"Arriver après la bataille".

Cette locution verbale en forme d'idiotisme militaire signifie, au sens figuré : arriver trop tard, être en retard.

On dit par exemple : "Vous arrivez après la bataille, nous avons tout nettoyé..."

Ou : "Dépêche-toi donc, tu vas arriver après la bataille".

On dit également : "Arriver comme les carabiniers" ou "Arriver comme les carabiniers d'Offenbach".

Ou : "Arriver à la fumée des cierges".

Source : wiktionary.org

"En terrain conquis".

Cette locution adverbiale en forme d'idiotisme militaire appartient au registre familier.

Et elle signifie, au sens figuré : comme si l'on était chez sois, sans aucun ménagement, sans tenir compte des autres.

On dit par exemple : "Surtout, lorsque vous serez chez vos correspondants, n'agissez pas comme en terrain conquis".

Ou : "Certains touristes se comportent comme en terrain conquis".

Sources : wiktionary.org et www.larousse.fr

"Avoir le petit doigt sur la couture du pantalon", "Avoir le doigt sur la couture du pantalon" ou" Avoir le doigt sur la couture".

"Le petit doigt sur la couture du pantalon" ou "Le doigt sur la couture"

Ces différentes locutions verbales en forme d'idiotisme corporel, d'idiotisme textile et d'idiotisme militaire signifient, au sens figuré : obéir sans discuter, être respectueusement soumis à une autorité que l'on craint un peu.

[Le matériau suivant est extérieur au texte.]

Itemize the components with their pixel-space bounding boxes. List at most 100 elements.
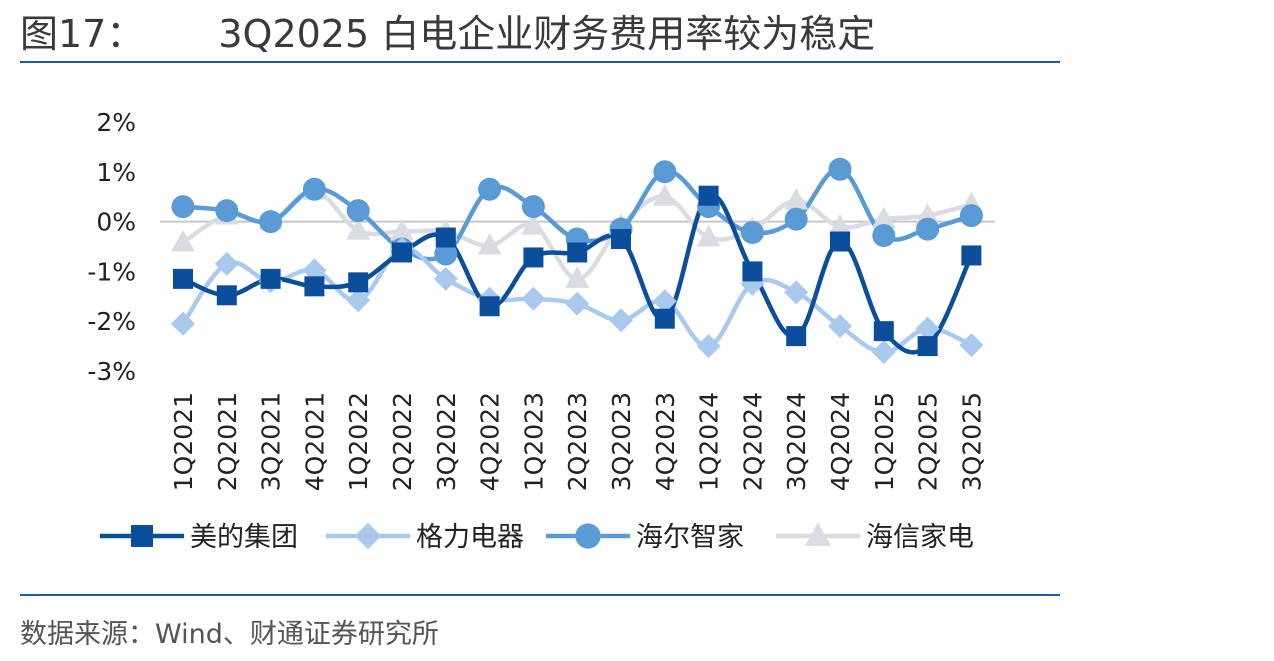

On dit par exemple : "On a vu le Premier Ministre, nous expliquer le doigt sur la couture, avec quelle efficacité le chef de l'État s'était investi dans cette lutte contre la pandémie".

Ou : "Comme souvent, les députés de la majorité ont le petit doigt sur la couture du pantalon lorsqu'ils commentent les propos du gouvernement".

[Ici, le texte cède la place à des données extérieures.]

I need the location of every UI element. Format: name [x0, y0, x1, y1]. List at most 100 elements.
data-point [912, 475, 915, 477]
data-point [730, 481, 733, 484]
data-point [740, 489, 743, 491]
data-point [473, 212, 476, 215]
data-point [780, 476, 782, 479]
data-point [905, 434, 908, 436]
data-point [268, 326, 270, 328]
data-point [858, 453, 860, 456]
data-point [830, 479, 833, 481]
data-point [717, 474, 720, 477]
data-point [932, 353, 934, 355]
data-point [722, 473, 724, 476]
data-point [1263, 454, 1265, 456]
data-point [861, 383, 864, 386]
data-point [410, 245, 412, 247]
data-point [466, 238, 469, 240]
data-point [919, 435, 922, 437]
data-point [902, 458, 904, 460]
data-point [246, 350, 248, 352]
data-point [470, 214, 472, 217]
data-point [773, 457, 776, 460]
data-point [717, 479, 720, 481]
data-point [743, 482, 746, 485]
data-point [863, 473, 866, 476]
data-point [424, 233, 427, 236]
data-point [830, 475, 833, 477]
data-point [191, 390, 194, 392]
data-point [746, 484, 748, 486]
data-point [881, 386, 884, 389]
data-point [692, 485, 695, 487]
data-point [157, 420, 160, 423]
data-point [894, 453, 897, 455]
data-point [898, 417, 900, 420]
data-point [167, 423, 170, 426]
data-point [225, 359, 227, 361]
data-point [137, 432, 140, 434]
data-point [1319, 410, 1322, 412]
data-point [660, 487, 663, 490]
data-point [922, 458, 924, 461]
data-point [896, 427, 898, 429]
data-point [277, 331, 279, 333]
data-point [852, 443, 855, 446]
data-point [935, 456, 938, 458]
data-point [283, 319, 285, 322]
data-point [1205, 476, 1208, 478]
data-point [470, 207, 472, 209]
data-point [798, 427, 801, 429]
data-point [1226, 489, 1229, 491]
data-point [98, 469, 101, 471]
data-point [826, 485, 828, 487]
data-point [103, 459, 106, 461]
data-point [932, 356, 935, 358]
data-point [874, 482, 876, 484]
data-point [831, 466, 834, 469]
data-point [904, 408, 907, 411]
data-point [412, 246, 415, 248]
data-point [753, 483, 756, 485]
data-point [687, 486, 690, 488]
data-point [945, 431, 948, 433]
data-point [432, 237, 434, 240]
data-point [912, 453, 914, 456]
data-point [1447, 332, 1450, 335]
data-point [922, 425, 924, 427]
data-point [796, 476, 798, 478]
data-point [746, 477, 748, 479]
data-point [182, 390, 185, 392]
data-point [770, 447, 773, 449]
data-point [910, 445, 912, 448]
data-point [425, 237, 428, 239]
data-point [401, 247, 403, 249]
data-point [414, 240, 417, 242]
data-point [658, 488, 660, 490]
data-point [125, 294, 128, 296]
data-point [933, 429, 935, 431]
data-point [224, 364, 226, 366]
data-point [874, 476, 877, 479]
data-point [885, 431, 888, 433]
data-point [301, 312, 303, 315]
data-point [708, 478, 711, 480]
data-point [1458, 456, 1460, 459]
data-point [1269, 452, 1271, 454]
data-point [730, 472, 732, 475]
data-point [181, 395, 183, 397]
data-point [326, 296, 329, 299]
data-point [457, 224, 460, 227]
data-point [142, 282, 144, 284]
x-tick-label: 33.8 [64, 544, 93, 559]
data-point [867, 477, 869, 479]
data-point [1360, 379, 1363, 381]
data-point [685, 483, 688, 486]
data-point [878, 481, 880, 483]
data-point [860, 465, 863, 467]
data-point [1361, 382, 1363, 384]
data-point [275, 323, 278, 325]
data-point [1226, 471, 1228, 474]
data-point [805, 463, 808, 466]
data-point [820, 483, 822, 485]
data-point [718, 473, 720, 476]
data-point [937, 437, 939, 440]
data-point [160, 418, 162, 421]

Ces formules font naturellement référence au "garde-à-vous" dans l'armée, une position dans laquelle on doit se tenir debout, droit, les talons joints, la tête haute, immobile, les bras serrés le long du corps et les doigts touchant la couture du pantalon. Et qui est un signe de respect, d'obéissance et de soumission à l'autorité.

Sources : wiktionary.org et www.linternaute.fr

"Un fait d'armes".

Cette locution nominale du langage courant en forme d'idiotisme militaire signifie :

  • au sens propre : une prouesse guerrière, un exploit militaire, un acte de bravoure, une action héroïque.

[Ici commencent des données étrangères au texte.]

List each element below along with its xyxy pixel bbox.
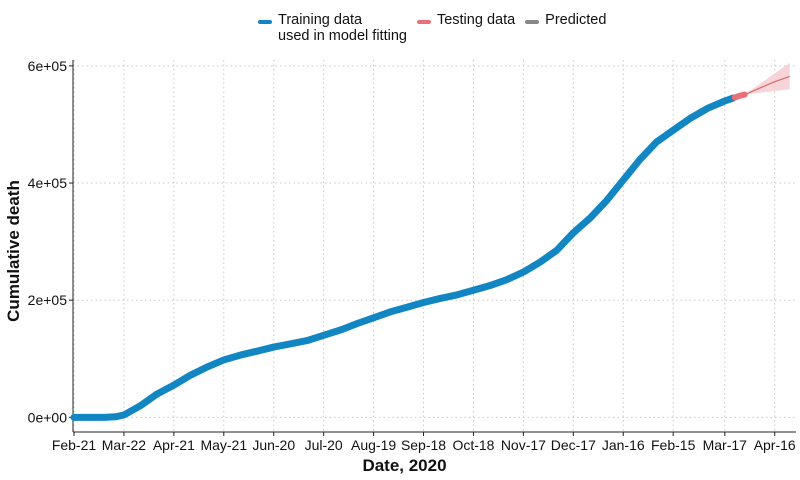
legend-item-predicted: Predicted bbox=[525, 12, 606, 28]
legend-label-predicted: Predicted bbox=[545, 12, 607, 28]
x-tick-label: Mar-17 bbox=[703, 437, 748, 453]
x-tick-label: Dec-17 bbox=[551, 437, 596, 453]
x-tick-label: Jun-20 bbox=[252, 437, 295, 453]
testing-series-line bbox=[731, 91, 748, 101]
y-tick-label: 2e+05 bbox=[28, 292, 68, 308]
x-tick-label: Oct-18 bbox=[452, 437, 494, 453]
y-axis-label: Cumulative death bbox=[4, 180, 23, 322]
y-tick-label: 6e+05 bbox=[28, 58, 68, 74]
prediction-interval-band bbox=[744, 62, 790, 95]
legend-label-testing: Testing data bbox=[436, 12, 516, 28]
x-tick-label: Apr-21 bbox=[153, 437, 195, 453]
x-tick-label: Jan-16 bbox=[602, 437, 645, 453]
testing-swatch bbox=[416, 20, 431, 24]
legend-item-training: Training data used in model fitting bbox=[258, 12, 407, 44]
training-series-line bbox=[70, 94, 737, 421]
y-tick-label: 0e+00 bbox=[28, 409, 68, 425]
x-tick-label: May-21 bbox=[200, 437, 247, 453]
legend-training-line2: used in model fitting bbox=[278, 28, 407, 44]
x-tick-label: Jul-20 bbox=[305, 437, 343, 453]
legend-label-training: Training data used in model fitting bbox=[278, 12, 407, 44]
legend-training-line1: Training data bbox=[278, 12, 363, 28]
x-tick-label: Feb-21 bbox=[52, 437, 97, 453]
x-tick-label: Apr-16 bbox=[754, 437, 796, 453]
predicted-series-line bbox=[744, 75, 790, 96]
x-tick-label: Aug-19 bbox=[351, 437, 396, 453]
x-tick-label: Sep-18 bbox=[401, 437, 446, 453]
x-axis-label: Date, 2020 bbox=[362, 456, 446, 475]
legend-item-testing: Testing data bbox=[416, 12, 516, 28]
training-swatch bbox=[258, 20, 272, 24]
x-tick-label: Feb-15 bbox=[651, 437, 696, 453]
predicted-swatch bbox=[525, 20, 540, 24]
x-tick-label: Nov-17 bbox=[501, 437, 546, 453]
legend: Training data used in model fitting Test… bbox=[258, 12, 606, 44]
y-tick-label: 4e+05 bbox=[28, 175, 68, 191]
x-tick-label: Mar-22 bbox=[102, 437, 147, 453]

Les états-uniens utilisent la formule "une John Wayne".

  • et par extension, au sens figuré : une prouesse, un exploit, un haut fait.

On dit par exemple : "Le principal fait d'armes du nouveau ministre est d'avoir su, il y a quelques années, gérer la situation délicate provoquée par deux prises d'otages intervenues de façon simultanée".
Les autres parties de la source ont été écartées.